EUA iniciam processo de saída da Organização Mundial de Saúde

Kevin Lamarque

Saída dos Estados Unidos só será efetiva a 6 de julho de 2021, segundo um funcionário da Casa Branca.

Especial Coronavírus

Os Estados Unidos iniciaram o processo de saída da Organização Mundial de Saúde (OMS), depois de Donald Trump ter acusado a agência da ONU de má gestão da pandemia do novo coronavírus, anunciou esta terça-feira o senador Robert Menendez.

"O Congresso recebeu a notificação de que o Presidente retirou oficialmente os Estados Unidos da OMS em plena pandemia", escreveu no Twitter o senador democrata, membro da comissão senatorial dos Negócios Estrangeiros, segundo escreve a agência noticiosa France-Presse (AFP).

Também a agência de notícias espanhola Efe, citando um funcionário da Casa Branca que pediu para não ser identificado, indicou que os Estados Unidos deram início ao processo de saída da OMS, o que só sucederá dentro de um ano, decisão que, lembra, chega em plena crise pandémica associada à covid-19.

"O aviso da saída dos Estados Unidos, que se tornará efetiva em 6 de julho de 2021, foi enviado ao secretário-geral da ONU, que é o depositário da OMS", disse a fonte à Efe.

Donald Trump anunciou saída dos EUA da Organização Mundial de Saúde no final de maio

Donald Trump alegava que a OMS não soube responder de forma eficaz ao seu apelo para introduzir alterações no seu modelo de financiamento, acusando-a de ser demasiado benevolente com o Governo chinês.

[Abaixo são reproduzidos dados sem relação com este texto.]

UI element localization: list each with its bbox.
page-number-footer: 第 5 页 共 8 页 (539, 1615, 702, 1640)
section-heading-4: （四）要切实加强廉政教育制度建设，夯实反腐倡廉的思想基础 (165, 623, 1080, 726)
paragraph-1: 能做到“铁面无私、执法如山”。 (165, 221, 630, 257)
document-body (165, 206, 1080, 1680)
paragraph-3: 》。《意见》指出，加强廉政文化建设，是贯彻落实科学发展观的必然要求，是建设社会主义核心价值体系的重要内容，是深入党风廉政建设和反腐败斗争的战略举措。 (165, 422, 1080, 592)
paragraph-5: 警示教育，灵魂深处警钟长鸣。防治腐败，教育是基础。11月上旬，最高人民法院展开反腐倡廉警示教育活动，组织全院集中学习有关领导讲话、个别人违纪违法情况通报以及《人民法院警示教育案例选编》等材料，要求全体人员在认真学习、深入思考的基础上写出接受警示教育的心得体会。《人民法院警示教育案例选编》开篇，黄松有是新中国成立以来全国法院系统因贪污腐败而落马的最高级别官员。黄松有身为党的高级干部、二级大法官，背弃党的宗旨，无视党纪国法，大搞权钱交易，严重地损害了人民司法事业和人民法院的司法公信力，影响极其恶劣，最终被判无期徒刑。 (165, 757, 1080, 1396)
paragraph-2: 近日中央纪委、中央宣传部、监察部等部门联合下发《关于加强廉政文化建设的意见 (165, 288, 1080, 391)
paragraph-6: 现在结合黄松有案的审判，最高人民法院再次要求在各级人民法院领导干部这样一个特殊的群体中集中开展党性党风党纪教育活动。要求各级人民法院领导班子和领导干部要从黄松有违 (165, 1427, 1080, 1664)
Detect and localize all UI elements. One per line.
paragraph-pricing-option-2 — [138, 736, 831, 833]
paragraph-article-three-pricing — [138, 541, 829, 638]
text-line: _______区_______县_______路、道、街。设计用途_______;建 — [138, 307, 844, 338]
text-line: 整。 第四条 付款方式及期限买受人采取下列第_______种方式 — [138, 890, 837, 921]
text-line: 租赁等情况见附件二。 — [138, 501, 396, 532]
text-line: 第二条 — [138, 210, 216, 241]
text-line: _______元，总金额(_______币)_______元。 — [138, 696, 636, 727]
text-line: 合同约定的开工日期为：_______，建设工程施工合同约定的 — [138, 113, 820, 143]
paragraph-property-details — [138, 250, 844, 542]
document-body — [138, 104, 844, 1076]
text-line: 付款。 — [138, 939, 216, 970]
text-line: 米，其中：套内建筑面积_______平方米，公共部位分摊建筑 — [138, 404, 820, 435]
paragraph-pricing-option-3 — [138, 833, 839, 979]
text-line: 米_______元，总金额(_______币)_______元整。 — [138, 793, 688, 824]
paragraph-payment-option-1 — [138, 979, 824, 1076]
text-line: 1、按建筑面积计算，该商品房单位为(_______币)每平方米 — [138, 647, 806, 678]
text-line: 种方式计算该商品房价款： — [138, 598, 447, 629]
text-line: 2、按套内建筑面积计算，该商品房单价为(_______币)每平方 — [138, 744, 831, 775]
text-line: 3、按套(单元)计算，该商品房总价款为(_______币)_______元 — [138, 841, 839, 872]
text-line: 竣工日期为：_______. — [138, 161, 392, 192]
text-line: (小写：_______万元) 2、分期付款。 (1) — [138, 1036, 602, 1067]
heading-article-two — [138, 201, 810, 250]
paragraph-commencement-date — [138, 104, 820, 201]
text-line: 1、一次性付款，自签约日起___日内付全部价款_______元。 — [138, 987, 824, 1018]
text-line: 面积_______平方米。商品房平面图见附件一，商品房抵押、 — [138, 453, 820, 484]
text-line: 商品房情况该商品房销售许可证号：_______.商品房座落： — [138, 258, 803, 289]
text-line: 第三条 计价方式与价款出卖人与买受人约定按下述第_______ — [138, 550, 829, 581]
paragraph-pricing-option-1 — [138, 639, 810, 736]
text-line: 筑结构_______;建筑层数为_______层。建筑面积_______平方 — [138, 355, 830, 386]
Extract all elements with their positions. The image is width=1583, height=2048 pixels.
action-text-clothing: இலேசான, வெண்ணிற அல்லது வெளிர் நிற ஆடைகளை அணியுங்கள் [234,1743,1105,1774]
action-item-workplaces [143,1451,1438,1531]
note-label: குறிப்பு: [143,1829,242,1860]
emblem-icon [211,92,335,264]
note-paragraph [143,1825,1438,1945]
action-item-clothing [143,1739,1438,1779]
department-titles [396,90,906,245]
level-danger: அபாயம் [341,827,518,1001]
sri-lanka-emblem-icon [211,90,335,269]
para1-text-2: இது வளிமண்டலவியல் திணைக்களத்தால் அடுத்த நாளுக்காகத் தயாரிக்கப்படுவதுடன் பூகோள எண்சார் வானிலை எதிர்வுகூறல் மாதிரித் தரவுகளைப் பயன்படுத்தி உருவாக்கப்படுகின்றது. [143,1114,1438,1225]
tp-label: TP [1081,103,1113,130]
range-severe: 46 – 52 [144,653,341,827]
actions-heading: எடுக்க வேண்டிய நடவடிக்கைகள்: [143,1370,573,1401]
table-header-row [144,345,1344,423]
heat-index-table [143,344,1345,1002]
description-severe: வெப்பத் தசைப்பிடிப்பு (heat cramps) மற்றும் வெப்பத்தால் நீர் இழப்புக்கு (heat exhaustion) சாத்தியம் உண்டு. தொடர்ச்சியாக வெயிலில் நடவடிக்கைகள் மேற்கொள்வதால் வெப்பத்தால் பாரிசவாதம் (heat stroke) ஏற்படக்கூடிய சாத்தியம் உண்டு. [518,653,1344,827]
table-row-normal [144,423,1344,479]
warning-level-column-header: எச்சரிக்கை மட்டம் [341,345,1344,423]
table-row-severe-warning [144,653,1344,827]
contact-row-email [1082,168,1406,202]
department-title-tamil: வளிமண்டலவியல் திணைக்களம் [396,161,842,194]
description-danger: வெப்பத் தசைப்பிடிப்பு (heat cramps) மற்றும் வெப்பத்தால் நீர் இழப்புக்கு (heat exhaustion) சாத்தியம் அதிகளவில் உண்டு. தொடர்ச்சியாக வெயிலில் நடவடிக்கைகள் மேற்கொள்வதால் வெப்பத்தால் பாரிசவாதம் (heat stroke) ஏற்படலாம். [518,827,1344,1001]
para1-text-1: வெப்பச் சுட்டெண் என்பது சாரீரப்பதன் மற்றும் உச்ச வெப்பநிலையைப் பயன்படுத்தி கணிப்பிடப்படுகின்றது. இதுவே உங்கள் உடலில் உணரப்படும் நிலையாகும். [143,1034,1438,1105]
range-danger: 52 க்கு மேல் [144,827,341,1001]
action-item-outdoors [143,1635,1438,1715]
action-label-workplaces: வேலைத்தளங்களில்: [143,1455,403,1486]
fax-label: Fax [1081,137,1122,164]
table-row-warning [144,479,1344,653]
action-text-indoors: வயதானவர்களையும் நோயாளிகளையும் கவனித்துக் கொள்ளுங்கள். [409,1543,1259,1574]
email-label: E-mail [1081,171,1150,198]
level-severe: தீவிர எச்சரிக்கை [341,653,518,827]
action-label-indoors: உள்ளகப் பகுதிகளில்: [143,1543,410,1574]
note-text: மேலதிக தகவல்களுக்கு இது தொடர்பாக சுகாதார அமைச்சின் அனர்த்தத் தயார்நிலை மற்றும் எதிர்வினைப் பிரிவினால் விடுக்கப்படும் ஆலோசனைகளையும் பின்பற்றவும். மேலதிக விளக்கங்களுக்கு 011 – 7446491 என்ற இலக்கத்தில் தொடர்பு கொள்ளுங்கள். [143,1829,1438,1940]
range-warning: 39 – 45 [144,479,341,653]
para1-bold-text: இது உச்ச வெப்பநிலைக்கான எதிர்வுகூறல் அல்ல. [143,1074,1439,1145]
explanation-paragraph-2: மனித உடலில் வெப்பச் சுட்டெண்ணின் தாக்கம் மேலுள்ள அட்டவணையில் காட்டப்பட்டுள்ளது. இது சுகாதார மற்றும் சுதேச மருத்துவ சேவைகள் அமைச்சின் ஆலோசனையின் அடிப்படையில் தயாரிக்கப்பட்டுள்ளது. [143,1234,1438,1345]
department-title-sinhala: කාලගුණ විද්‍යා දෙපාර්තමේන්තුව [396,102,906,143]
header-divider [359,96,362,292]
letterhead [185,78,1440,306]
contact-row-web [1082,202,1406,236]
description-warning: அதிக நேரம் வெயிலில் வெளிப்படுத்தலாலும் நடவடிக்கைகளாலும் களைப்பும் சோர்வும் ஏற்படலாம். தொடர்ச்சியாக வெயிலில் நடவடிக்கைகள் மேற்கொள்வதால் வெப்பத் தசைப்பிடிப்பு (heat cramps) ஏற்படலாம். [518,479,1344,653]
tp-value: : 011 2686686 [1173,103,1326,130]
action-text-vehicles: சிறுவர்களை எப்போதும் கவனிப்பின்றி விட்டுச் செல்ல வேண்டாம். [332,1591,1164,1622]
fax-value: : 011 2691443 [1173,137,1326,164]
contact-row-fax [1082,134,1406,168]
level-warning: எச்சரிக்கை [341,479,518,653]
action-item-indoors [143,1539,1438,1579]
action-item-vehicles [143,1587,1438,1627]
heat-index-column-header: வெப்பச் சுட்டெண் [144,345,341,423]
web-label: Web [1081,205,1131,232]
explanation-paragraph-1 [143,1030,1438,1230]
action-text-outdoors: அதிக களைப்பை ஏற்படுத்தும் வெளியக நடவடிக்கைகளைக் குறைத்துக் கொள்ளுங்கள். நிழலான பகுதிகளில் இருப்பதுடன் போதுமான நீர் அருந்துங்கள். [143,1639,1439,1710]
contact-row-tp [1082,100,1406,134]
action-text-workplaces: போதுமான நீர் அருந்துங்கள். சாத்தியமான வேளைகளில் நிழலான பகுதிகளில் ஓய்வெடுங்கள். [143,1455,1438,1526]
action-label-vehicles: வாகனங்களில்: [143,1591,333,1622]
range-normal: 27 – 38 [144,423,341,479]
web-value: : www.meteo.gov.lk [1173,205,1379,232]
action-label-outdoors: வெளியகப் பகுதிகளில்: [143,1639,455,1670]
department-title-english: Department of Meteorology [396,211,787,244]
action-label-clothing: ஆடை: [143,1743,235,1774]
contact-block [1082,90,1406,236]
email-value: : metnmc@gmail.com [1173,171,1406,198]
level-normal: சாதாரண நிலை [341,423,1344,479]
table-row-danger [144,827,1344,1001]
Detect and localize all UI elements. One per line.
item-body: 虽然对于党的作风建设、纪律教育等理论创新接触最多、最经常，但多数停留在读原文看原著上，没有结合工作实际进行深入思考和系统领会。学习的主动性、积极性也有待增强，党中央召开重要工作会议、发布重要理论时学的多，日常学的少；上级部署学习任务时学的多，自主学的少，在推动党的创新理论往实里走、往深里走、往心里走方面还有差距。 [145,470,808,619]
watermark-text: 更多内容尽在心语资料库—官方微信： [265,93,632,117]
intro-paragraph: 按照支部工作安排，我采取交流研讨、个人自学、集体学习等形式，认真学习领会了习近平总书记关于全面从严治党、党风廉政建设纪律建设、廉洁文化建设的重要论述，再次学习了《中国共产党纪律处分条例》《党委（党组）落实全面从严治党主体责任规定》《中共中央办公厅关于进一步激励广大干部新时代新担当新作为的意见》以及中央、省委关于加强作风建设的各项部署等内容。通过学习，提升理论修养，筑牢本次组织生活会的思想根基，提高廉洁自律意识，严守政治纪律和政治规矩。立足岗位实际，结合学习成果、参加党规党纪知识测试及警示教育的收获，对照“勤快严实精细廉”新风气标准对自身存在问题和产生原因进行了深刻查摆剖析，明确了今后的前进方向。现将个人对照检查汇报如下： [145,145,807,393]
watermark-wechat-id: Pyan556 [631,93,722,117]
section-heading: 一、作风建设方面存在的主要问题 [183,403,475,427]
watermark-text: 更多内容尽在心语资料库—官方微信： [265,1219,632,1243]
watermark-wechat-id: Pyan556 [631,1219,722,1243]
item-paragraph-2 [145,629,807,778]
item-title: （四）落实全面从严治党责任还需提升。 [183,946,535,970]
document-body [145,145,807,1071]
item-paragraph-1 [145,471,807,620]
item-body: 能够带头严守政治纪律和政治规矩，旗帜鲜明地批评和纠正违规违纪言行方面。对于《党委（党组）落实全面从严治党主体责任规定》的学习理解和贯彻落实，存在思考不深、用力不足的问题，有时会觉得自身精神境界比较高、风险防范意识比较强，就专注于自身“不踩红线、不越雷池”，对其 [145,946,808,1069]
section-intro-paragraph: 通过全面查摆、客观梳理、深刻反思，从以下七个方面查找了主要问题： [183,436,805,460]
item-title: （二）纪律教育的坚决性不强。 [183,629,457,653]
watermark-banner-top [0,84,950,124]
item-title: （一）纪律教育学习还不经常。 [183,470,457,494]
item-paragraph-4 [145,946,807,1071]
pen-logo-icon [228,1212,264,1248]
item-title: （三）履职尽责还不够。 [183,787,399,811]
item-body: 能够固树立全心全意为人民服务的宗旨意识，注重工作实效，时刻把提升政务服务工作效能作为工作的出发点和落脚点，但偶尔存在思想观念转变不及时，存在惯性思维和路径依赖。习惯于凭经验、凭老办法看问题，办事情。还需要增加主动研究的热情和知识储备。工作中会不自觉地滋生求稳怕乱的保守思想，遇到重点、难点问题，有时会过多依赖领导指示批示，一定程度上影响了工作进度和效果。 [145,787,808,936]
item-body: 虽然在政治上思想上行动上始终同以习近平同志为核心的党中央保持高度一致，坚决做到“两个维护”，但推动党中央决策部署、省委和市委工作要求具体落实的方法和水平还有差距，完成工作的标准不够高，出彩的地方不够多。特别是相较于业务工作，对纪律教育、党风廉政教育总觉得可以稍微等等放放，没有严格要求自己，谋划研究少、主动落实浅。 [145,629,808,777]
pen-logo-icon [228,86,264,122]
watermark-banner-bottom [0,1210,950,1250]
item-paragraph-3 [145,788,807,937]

O Presidente norte-americano tinha feito um ultimato, ameaçando cortar a ligação à organização se não fossem feitas reformas profundas na sua estrutura e no seu modus operandi.

"Como não conseguiram fazer as reformas necessárias, terminamos a nossa relação com a Organização Mundial da Saúde e vamos redirecionar os fundos para outras necessidades urgentes e globais de saúde pública que mereçam", disse Donald Trump no dia em que anunciou a saída da OMS.

Desde abril que Trump tinha suspenso o financiamento dos EUA à Organização Mundial de Saúde

O Presidente norte-americano queria que a OMS fosse primeiro investigada pela forma como estava a gerir a crise que o planeta atravessa.

Nessa altura, Trump suspendeu temporariamente o financiamento à OMS, no valor que está estimado em cerca de 400 milhões de euros anuais, o que corresponde a 15% do orçamento da organização.

As Nações Unidas avisaram que não era hora para cortar os fundos da Organização Mundial de Saúde. E a decisão foi vista como uma forma de transferir a culpa pelo número de vítimas que se acumulam nos Estados Unidos.